By Akanimo Sampson
The International Organisation for Migration (IOM), a United Nations agency, has said that she is following the UN position which indicates that Libya cannot yet be considered a safe port. The agency made the clarification with regard to their activities in the African country.
IOM in Libya is present at the disembarkation points to deliver primary assistance to migrants that have been rescued at sea.
However, following their disembarkation, migrants are transferred to detention centres under the responsibility of the Libyan Directorate for Combatting Illegal Migration (DCIM) over which the Organisation has no authority or oversight.
The detention of men, women and children is arbitrary. The unacceptable and inhumane conditions in these detention centres are well documented, and IOM continues to call for alternative solutions to this systematic detention.
The number of migrants returned to Libyan shores has reached over 16,000 since January 2018, and concern remains for their safety and security in Libya, due to the conditions in the detention centres.

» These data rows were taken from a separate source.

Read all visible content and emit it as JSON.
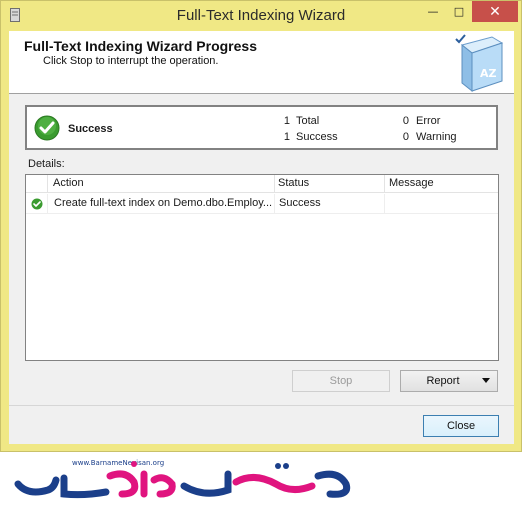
{
  "window": {
    "title": "Full-Text Indexing Wizard",
    "min_glyph": "—",
    "max_glyph": "□",
    "close_glyph": "✕"
  },
  "header": {
    "title": "Full-Text Indexing Wizard Progress",
    "subtitle": "Click Stop to interrupt the operation."
  },
  "summary": {
    "status": "Success",
    "total_count": "1",
    "total_label": "Total",
    "success_count": "1",
    "success_label": "Success",
    "error_count": "0",
    "error_label": "Error",
    "warning_count": "0",
    "warning_label": "Warning"
  },
  "details": {
    "label": "Details:",
    "columns": [
      "Action",
      "Status",
      "Message"
    ],
    "rows": [
      {
        "action": "Create full-text index on Demo.dbo.Employ...",
        "status": "Success",
        "message": ""
      }
    ]
  },
  "buttons": {
    "stop": "Stop",
    "report": "Report",
    "close": "Close"
  },
  "watermark": {
    "url": "www.BarnameNevisan.org"
  },
  "colors": {
    "window_frame": "#f0e885",
    "close_button": "#c7504a",
    "success_green": "#3a9b2f"
  }
}
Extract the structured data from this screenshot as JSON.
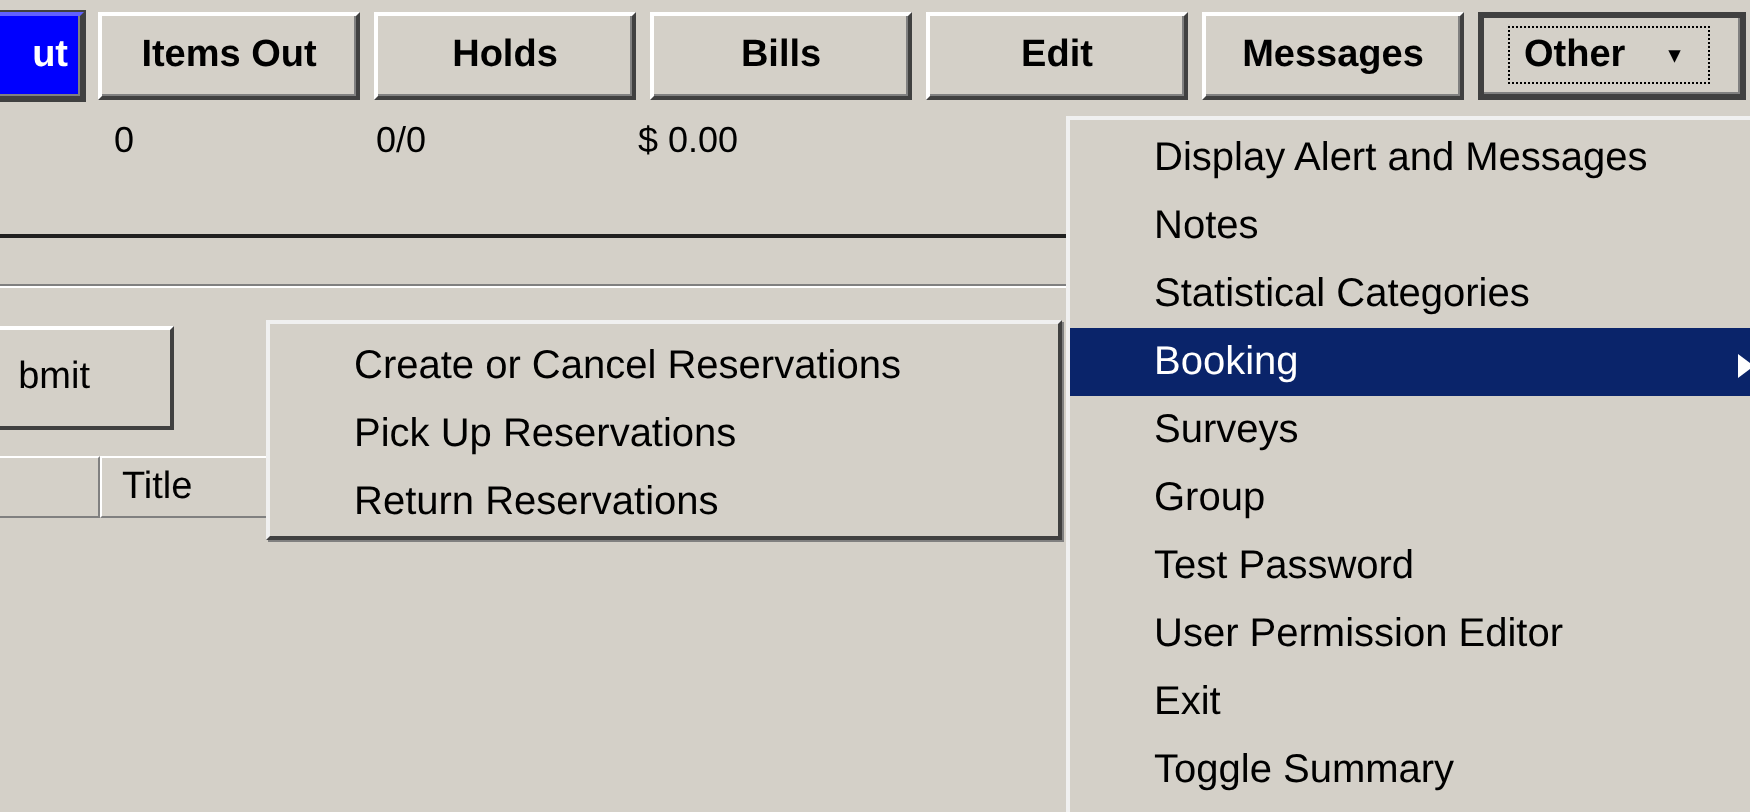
{
  "toolbar": [
    {
      "label": "ut",
      "selected": true,
      "focused": false,
      "kind": "button"
    },
    {
      "label": "Items Out",
      "selected": false,
      "focused": false,
      "kind": "button"
    },
    {
      "label": "Holds",
      "selected": false,
      "focused": false,
      "kind": "button"
    },
    {
      "label": "Bills",
      "selected": false,
      "focused": false,
      "kind": "button"
    },
    {
      "label": "Edit",
      "selected": false,
      "focused": false,
      "kind": "button"
    },
    {
      "label": "Messages",
      "selected": false,
      "focused": false,
      "kind": "button"
    },
    {
      "label": "Other",
      "selected": false,
      "focused": true,
      "kind": "dropdown",
      "caret": "▾"
    }
  ],
  "summary": [
    "0",
    "0/0",
    "$ 0.00"
  ],
  "submit_button": {
    "label": "bmit"
  },
  "table": {
    "columns": [
      "Title"
    ]
  },
  "other_menu": [
    {
      "label": "Display Alert and Messages",
      "selected": false,
      "submenu": false
    },
    {
      "label": "Notes",
      "selected": false,
      "submenu": false
    },
    {
      "label": "Statistical Categories",
      "selected": false,
      "submenu": false
    },
    {
      "label": "Booking",
      "selected": true,
      "submenu": true
    },
    {
      "label": "Surveys",
      "selected": false,
      "submenu": false
    },
    {
      "label": "Group",
      "selected": false,
      "submenu": false
    },
    {
      "label": "Test Password",
      "selected": false,
      "submenu": false
    },
    {
      "label": "User Permission Editor",
      "selected": false,
      "submenu": false
    },
    {
      "label": "Exit",
      "selected": false,
      "submenu": false
    },
    {
      "label": "Toggle Summary",
      "selected": false,
      "submenu": false
    }
  ],
  "booking_submenu": [
    {
      "label": "Create or Cancel Reservations",
      "selected": false
    },
    {
      "label": "Pick Up Reservations",
      "selected": false
    },
    {
      "label": "Return Reservations",
      "selected": false
    }
  ]
}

IOM only has access to centres to provide direct humanitarian assistance in the form of non-food items, health and protection assistance, as well as Voluntary Humanitarian Return support for migrants wishing to return to their countries of origin.
IOM’s access to detention centres in Libya is part of the Organisation’s efforts to alleviate the suffering of migrants but cannot guarantee their safety and protection from serious reported violations.
IOM advocates for alternatives to detention including open centres and safe spaces for women, children and other vulnerable migrants. A change of policy is needed urgently as migrants returned to Libya should not be facing arbitrary detention.
The security and humanitarian situations in the country remain dangerous, and IOM reiterates that Libya cannot be considered a safe port or haven for migrants.